Prosecutors were today urged to consider bringing charges against soldiers accused of lying to Lord Saville’s inquiry into the Bloody Sunday killings.
Thirteen people were killed when members of 1 Para opened fire on a civil rights march in Derry on January 30th, 1972. A 14th man died later of his injuries.
Michael Mansfield QC, who represented the families of some of the victims, said the matter was so serious that the authorities should consider bringing charges of perjury.
In his report, published yesterday, Lord Saville concluded that some members of the Parachute Regiment "knowingly put forward false accounts" to justify opening fire on unarmed protesters.
Mr Mansfield said that while witnesses to the inquiry were given immunity from prosecution if they incriminated themselves in evidence, that did not cover false testimony.
"I do think, given the strength and clarity of the conclusions, where invented stories or falsehoods were told, that the Director of Public Prosecutions, either here in Northern Ireland or in London, should consider whether it is so
serious - because the rule of law has been flagrantly breached on this occasion by a number of soldiers on a number of UK citizens - that consideration should be given to a prosecution," Mr Mansfield told the BBC Radio 4 Today programme.
In his report, Lord Saville said they had been victims of "unjustifiable firing" by the Paras.
He said that contrary to evidence given to the inquiry by British soldiers, none of the soldiers had fired on civilians in response to attacks or threatened attacks by nail or petrol bombers.
"No one threw or threatened to throw a nail or petrol bomb at the soldiers on Bloody Sunday. There was some firing by republican paramilitaries (though nothing approaching that claimed by some soldiers) . . . but in our view none of this firing provided any justification for the shooting of the civilian casualties," the report says.
He also ruled that apart from the firing by one soldier, Private T, there was no question of the gunfire which came from the soldiers being accidental or causing accidental casualties.
The inquiry found that of the 13 civilians killed on Bloody Sunday, only one – Jackie Duddy – was shot by a soldier who who had possibly fired "in a state of fear or panic".
It found that 10 of the civilians had been shot by soldiers who had "not fired in fear or panic", and that in the cases of the two others who were fatally wounded, it was "unlikely" that the soldiers who shot them were doing so out of fear or panic.
The report also said all the soldiers who were responsible for the casualties, apart from Pte T, had insisted they had shot at gunmen or bombers, "which they had not", and, "with the possible exception of Lance Cpl F's belated admission with regard to Michael Kelly, did not accept that they had shot the known casualties, which they had. "To our minds it inevitably followed that this materially undermined the credibility of the accounts given by the soldiers who fired."

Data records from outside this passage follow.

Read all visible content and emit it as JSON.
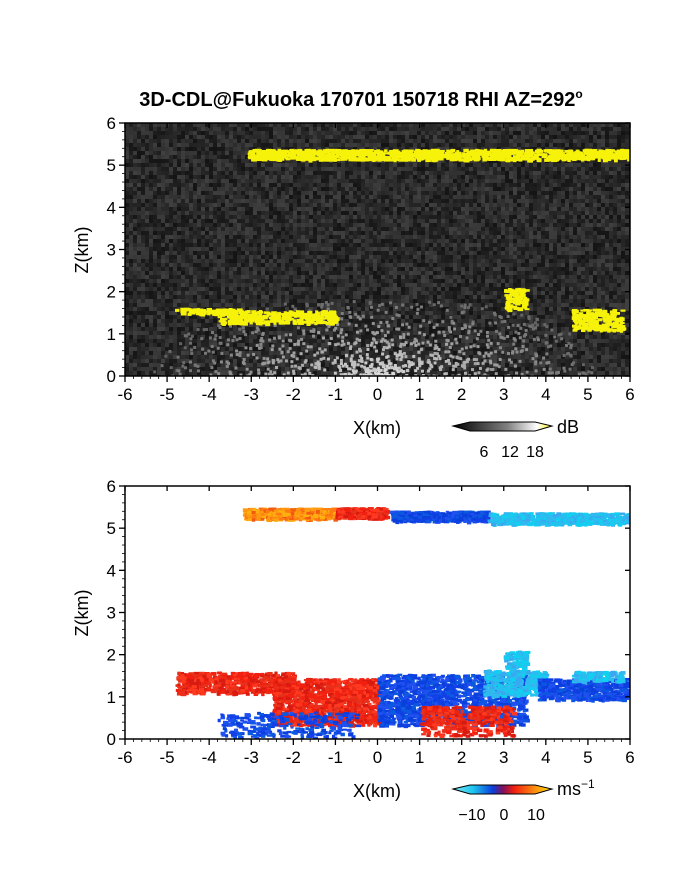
{
  "chart_data": [
    {
      "type": "heatmap",
      "title": "3D-CDL@Fukuoka 170701 150718 RHI AZ=292",
      "title_suffix": "o",
      "xlabel": "X(km)",
      "ylabel": "Z(km)",
      "xlim": [
        -6,
        6
      ],
      "ylim": [
        0,
        6
      ],
      "xticks": [
        "-6",
        "-5",
        "-4",
        "-3",
        "-2",
        "-1",
        "0",
        "1",
        "2",
        "3",
        "4",
        "5",
        "6"
      ],
      "yticks": [
        "0",
        "1",
        "2",
        "3",
        "4",
        "5",
        "6"
      ],
      "background": "grayscale noise",
      "colorbar": {
        "unit": "dB",
        "ticks": [
          "6",
          "12",
          "18"
        ],
        "range": [
          0,
          22
        ]
      },
      "features": [
        {
          "name": "upper cloud layer",
          "x_range": [
            -3.1,
            6.0
          ],
          "z_center": 5.25,
          "level": "high",
          "color": "#f7f20a"
        },
        {
          "name": "lower cloud layer",
          "x_range": [
            -4.9,
            6.0
          ],
          "z_center": 1.4,
          "level": "high",
          "color": "#f7f20a"
        },
        {
          "name": "near-ground echo",
          "x_range": [
            -3.0,
            3.5
          ],
          "z_range": [
            0,
            1.4
          ],
          "level": "medium"
        }
      ]
    },
    {
      "type": "heatmap",
      "xlabel": "X(km)",
      "ylabel": "Z(km)",
      "xlim": [
        -6,
        6
      ],
      "ylim": [
        0,
        6
      ],
      "xticks": [
        "-6",
        "-5",
        "-4",
        "-3",
        "-2",
        "-1",
        "0",
        "1",
        "2",
        "3",
        "4",
        "5",
        "6"
      ],
      "yticks": [
        "0",
        "1",
        "2",
        "3",
        "4",
        "5",
        "6"
      ],
      "colorbar": {
        "unit": "ms",
        "unit_exp": "−1",
        "ticks": [
          "−10",
          "0",
          "10"
        ],
        "range": [
          -15,
          15
        ]
      },
      "features": [
        {
          "name": "upper layer approaching",
          "x_range": [
            -3.2,
            0.3
          ],
          "z_center": 5.35,
          "velocity": 6
        },
        {
          "name": "upper layer receding",
          "x_range": [
            0.3,
            6.0
          ],
          "z_center": 5.25,
          "velocity": -9
        },
        {
          "name": "lower layer positive",
          "x_range": [
            -4.9,
            0.0
          ],
          "z_range": [
            0.0,
            1.6
          ],
          "velocity": 3
        },
        {
          "name": "lower layer negative",
          "x_range": [
            0.0,
            6.0
          ],
          "z_range": [
            0.0,
            2.1
          ],
          "velocity": -4
        }
      ]
    }
  ]
}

No soldier of Support Company, the one responsible for all the gunfire casualties, was injured by gunfire on Bloody Sunday, the report added.
In relation to the behaviour of specific soldiers whose shots killed and injured people on Bloody Sunday – all of whom are not named – the report blames Lance Cpl F for causing more death and injury than any other individual soldier.
The report says the inquiry is sure that Lance Cpl F fired at and shot Bernard McGuigan and Patrick Doherty, and it was highly probably he was also responsible for shooting Patrick Campbell and Daniel McGowan.